Don Stefano Zeni, giovane teologo, biblista che si divide tra l'attività pastorale ad Albiano e quella di docente in Seminario, ha tenuto la relazione ufficiale davanti agli operatori pastorali giunti da tutti i decanati della diocesi.
Il relatore ha voluto contestualizzare il suo intervento nel solco dei percorsi pastorali degli anni precedenti, tornando sul brano evangelico di Luca che parla delle strade di Emmaus e dei discepoli in fuga da Gerusalemme dopo la crocifissione del loro Maestro, che discutono delle scritture con Gesù, viandante come loro, che riconoscono solo al momento dello spezzare il pane, soffermandosi su due parole del loro intercalare: “Noi speravamo”, titolo dell'assemblea pastorale. Parole scomode quasi criptate cui don Zeni ha voluto aggiungerne delle altre a mo' di sottotitolo: “con uno sguardo di speranza sul mondo d'oggi”. In quel “speravamo”, e cioè in un verbo al modo imperfetto, secondo il biblista si ravvisa l'idea di qualcosa che non è andato come i due avevano pensato o avrebbero voluto. “Questo 'speravamo' – ha affermato – mi lascia sempre un po' di amaro in bocca, perché dipinge una certa delusione, un certo sconforto, una certa stanchezza, forse non fisica, ma motivazionale. Zeni ha spiegato come in fondo i due si lamentano con il compagno di strada mentre si allontanano da Gerusalemme, “emblema della Chiesa nascente”, scandalizzati dal fallimento del Messia nel quale avevano sperato che ai loro occhi appare irrimediabilmente sconfitto, manifestando in tal modo una “speranza imperfetta”. In quel lamentarsi il relatore ha inteso cogliere quello che fra la gente rappresenta sempre più spesso un modo di dire e fare, uno stereotipo dell'uomo deluso che “lascia la Chiesa” considerata “incapace di offrire qualcosa di significativo e importante”.

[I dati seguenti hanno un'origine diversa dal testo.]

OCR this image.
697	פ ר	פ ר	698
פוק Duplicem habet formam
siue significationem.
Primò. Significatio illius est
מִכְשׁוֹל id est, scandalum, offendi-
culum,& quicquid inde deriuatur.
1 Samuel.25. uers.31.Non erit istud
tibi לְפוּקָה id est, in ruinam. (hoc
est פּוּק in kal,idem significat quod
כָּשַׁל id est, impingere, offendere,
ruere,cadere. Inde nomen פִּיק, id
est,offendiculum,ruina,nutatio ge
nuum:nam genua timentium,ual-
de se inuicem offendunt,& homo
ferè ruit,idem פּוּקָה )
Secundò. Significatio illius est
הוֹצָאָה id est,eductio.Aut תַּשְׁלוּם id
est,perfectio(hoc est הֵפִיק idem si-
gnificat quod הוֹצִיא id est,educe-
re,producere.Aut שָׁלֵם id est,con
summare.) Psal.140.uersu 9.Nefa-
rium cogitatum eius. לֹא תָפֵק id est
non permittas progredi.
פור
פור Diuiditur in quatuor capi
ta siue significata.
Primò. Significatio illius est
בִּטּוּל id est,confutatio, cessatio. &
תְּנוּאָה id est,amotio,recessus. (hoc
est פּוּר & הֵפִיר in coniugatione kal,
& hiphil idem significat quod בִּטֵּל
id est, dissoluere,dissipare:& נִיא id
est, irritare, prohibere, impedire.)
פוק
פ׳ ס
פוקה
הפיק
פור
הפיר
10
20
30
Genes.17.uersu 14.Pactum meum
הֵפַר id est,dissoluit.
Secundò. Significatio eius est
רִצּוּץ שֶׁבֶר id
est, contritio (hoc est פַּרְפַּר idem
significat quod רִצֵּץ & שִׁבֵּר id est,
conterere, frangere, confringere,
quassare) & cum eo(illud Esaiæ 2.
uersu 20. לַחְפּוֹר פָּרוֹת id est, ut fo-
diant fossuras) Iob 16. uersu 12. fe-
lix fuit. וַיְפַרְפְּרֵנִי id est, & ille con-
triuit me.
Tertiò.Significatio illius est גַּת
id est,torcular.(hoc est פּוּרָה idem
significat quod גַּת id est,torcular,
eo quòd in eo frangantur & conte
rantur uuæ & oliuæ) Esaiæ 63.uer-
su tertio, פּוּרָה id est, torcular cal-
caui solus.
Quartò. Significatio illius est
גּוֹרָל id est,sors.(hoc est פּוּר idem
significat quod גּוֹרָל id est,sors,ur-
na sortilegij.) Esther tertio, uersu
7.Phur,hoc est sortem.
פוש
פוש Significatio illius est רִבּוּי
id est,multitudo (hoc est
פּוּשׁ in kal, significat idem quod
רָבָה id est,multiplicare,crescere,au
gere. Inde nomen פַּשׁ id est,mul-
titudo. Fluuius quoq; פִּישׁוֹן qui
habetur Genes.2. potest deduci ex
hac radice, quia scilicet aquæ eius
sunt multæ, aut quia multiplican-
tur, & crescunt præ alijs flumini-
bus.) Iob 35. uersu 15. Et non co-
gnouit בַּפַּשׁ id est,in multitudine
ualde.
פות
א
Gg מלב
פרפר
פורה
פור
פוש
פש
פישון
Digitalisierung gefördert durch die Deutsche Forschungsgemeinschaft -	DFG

Emmaus assurge in tal modo a “misterioso villaggio di periferia, simbolo delle tante periferie di oggi, fisiche o spirituali, così care a papa Francesco”. “Forse – ha osservato – la Chiesa è apparsa troppo debole, troppo lontana dai loro bisogni, troppo povera per rispondere alle loro inquietudini, troppo fredda nei loro confronti, autoreferenziale, prigioniera dei propri rigidi linguaggi, un relitto del passato, insufficiente per le nuove domande, pronta a rispondere per l'infanzia dell'uomo, ma non per l'età adulta?”
La proposta alternativa di don Stefano a questo modo di pensare e giudicare è quella di una Chiesa in grado di far compagnia, di accompagnare la gente lungo il suo cammino, che non ha la sindrome dell'assedio, aperta all'incontro con le persone nella loro strada, in grado di inserirsi con delicatezza nella loro conversazione, sull'esempio di Gesù con i due di Emmaus. “Serve – ha ribadito – una Chiesa, che abbia voglia di fermarsi davanti alla parola di Dio, seriamente e senza fretta”.
Circa i requisiti di un simile modello di Chiesa il relatore ha indicato quello di comunità ravvisabile in “ognuno di noi, con la nostra storia, il nostro vissuto”, mettendo al bando scuse, deleghe, ma anche lamentazioni, sconforto e delusioni. La speranza al contrario – ed è questo l'invito finale alla riflessione del biblista – abita al presente e non al passato, come il verbo “speravamo” induce a pensare, in termini di resa, di sconfitta cui va contrapposta la voglia di fare qualcosa, di non arrendersi, di andare avanti.